= Belinda Tanoto =

Indonesian businesswoman

Belinda Tanoto is an Indonesian businesswoman and the younger daughter of Sukanto Tanoto and Tinah Bingei Tanoto, founders of the Tanoto Foundation. Since 2009, she has served as a trustee of the Foundation, a philanthropic organization focused on poverty reduction through education and community programs. Tanoto holds a bachelor's degree from the University of Pennsylvania and an MBA from Harvard Business School.

== Education ==
Tanoto graduated magna cum laude from the Wharton School wof the University of Pennsylvania, earning a bachelor's degree in finance and political science. She later obtained an MBA from Harvard Business School. In October 2017, she and her siblings were named to The Wharton School's "40 Under 40" list, which recognizes outstanding young Wharton alumni.

== Career ==
After graduation, Tanoto worked for one year as an analyst at Morgan Stanley. Tanoto is currently a member of the Management Committee of RGE-managed Apical Group, which is part of Royal Golden Eagle (RGE)'s palm oil business.

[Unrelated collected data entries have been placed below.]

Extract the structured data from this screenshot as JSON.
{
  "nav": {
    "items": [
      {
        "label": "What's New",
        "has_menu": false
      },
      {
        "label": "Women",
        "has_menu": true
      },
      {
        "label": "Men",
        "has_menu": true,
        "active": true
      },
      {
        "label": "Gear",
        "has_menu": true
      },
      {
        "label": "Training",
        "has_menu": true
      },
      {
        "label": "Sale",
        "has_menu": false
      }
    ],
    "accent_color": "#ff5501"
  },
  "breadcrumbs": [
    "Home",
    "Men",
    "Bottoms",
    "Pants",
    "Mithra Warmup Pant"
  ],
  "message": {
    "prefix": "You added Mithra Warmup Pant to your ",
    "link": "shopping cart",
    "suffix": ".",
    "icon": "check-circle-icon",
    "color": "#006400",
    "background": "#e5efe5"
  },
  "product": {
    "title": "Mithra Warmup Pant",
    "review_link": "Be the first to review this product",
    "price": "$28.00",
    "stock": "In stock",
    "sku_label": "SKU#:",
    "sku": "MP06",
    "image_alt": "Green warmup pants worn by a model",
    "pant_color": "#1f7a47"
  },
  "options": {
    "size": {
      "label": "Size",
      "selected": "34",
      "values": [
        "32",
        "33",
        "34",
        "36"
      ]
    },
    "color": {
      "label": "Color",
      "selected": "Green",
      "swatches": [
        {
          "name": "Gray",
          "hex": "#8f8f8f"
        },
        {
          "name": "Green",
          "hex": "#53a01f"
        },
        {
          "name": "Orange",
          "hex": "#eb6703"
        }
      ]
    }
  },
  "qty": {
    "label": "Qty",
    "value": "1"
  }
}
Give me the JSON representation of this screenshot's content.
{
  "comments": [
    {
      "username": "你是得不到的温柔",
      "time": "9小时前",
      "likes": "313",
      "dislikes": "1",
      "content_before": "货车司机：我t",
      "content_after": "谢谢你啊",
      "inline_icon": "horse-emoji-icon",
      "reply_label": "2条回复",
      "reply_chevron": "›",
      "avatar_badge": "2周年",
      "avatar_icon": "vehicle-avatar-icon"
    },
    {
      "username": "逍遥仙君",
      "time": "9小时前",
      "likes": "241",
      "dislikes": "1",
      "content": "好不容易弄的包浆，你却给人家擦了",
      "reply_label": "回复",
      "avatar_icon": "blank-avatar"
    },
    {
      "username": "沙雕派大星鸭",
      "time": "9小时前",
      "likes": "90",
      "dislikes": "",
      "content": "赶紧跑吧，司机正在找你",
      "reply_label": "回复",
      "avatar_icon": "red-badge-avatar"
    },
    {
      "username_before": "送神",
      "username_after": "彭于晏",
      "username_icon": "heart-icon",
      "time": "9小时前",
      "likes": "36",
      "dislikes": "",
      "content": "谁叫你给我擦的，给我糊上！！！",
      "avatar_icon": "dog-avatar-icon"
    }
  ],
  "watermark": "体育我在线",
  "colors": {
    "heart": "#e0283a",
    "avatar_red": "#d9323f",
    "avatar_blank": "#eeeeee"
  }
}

In this role, she is responsible for the management of the palm oil group.

==Other work==
In addition to her business career, Tanoto is also involved with the Tanoto Foundation, an organization co-founded by her family.

Since 2009, Tanoto has directed the Foundation's investments in rural schools in Indonesia.

Around 2017, Tanoto collaborated with other philanthropists and various aid agencies, including the United Nations Development Programme, on issues of rural poverty.